During the 1850s, it acted as a temporary Government House for Governor Thomas Gove Browne. It was also rented for a time by Bishop George Selwyn. His wife, Sarah, described the library as "the most pleasantest room in New Zealand."

Sir Francis Dillon Bell bought three of the plots of land in 1863, including Hulme Court, and lived there until 1872. In 1872, Bell sold the property to the family of Frederick Ireland, who lived there into the early 1900s. In the early 1910s, it was home to Dr. Alexander Kinder, who also had his surgery based out of Hulme Court. Later on in the 1910s, it was home to W. P. Goodhue, the chief teller of the Bank of New Zealand, who died at Hulme Court in 1919.

In the 1920s and 1930s, it was the residence of Walter Joseph Macklow, one of the Macklow Brothers, timber merchants at Mechanics Bay. In 1941, it was bought by the Clark family, immigrants from Glasgow. From 1951 until its sale in 2011, it was owned by the Maguire family. During the 1950s and 1960s, it underwent several modifications and, at one point, acted as a panel-beating and paint shop.

In January 2012, a restoration project of Hulme Court was begun, and was completed in April 2013. The restoration work, designed by Matthews & Matthews Architects, included structural upgrading, replacement and repairs of the roof and external claddings.

== Description ==
It is a single-storey Regency style plastered bluestone house.

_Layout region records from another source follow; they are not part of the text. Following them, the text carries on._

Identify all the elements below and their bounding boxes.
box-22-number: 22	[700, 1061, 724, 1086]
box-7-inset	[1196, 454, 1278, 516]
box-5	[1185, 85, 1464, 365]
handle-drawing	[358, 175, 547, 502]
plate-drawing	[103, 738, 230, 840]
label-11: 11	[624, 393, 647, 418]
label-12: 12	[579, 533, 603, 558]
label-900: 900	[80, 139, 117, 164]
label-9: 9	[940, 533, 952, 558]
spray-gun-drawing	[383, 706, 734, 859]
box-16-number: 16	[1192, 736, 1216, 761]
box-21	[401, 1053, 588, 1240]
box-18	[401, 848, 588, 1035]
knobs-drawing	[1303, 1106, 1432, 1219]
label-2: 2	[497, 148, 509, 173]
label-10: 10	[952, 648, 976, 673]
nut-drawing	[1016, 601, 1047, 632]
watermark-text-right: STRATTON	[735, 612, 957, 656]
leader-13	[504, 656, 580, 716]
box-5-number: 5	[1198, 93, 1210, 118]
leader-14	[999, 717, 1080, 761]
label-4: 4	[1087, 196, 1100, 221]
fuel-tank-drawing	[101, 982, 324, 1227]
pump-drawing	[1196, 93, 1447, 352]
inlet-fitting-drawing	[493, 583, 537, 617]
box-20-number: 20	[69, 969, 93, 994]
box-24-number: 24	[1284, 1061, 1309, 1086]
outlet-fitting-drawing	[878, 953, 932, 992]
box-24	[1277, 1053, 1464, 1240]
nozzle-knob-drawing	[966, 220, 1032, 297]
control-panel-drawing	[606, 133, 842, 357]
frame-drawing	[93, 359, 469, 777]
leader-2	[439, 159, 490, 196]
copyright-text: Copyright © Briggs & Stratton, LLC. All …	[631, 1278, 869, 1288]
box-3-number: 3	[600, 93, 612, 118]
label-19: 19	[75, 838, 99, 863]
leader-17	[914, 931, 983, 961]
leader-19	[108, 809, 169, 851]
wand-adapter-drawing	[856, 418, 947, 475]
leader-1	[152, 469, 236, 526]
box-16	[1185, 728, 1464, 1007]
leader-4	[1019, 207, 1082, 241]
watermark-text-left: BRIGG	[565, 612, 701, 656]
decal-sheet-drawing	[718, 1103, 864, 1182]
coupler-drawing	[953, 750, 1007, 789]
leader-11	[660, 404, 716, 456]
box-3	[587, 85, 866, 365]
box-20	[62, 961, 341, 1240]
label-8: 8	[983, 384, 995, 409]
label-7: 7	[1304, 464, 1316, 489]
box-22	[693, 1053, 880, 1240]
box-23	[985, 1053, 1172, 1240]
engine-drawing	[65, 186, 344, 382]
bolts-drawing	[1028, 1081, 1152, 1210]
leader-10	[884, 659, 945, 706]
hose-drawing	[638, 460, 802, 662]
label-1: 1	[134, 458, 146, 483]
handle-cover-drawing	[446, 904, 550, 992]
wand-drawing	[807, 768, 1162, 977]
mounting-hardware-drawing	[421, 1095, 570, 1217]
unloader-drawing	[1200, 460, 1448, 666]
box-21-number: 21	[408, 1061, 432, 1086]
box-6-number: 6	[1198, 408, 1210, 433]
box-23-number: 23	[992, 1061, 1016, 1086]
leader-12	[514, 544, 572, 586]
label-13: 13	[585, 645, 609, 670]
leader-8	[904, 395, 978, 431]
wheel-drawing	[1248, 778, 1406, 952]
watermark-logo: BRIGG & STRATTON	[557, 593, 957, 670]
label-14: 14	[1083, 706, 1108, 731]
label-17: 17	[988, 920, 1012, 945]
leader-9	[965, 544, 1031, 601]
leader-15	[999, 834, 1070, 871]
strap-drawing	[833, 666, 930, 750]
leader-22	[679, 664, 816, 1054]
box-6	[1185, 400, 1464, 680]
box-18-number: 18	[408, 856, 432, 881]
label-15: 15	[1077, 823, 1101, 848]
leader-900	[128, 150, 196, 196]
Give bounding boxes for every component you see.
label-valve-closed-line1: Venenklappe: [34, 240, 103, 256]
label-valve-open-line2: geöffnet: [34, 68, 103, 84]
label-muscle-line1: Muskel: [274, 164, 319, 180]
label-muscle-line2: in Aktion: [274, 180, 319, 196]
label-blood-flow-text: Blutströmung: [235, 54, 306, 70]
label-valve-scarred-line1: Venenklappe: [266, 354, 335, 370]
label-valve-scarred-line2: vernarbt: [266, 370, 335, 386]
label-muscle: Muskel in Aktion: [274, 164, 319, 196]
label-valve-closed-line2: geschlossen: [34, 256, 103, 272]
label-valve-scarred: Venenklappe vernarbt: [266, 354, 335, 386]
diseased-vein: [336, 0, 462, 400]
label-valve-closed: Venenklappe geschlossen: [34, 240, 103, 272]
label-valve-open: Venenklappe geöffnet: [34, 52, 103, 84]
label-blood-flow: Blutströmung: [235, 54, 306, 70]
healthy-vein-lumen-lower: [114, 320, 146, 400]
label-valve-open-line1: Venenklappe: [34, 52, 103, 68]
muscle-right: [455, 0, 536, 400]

The bluestone walls are 300mm thick that were originally plastered with lime. It has a hipped slate roof, and shuttered sash windows. On three of the four sides, there are trellised verandahs. There is a cellar beneath the house and an attic space.

There are stables and servants quarters at the side of the house, built from kauri timber. The additions in the 1950s and 1960s were made in timber rather than stone.

Archaeological investigations were conducted as part of the 2012 restorations showed previous existence of a well, and outbuilding for carriages and stables. Other finishes such as the original kauri roof singles, decorative linoleum mats, wallpaper, tongue and groove linings were also uncovered as part of these investigations.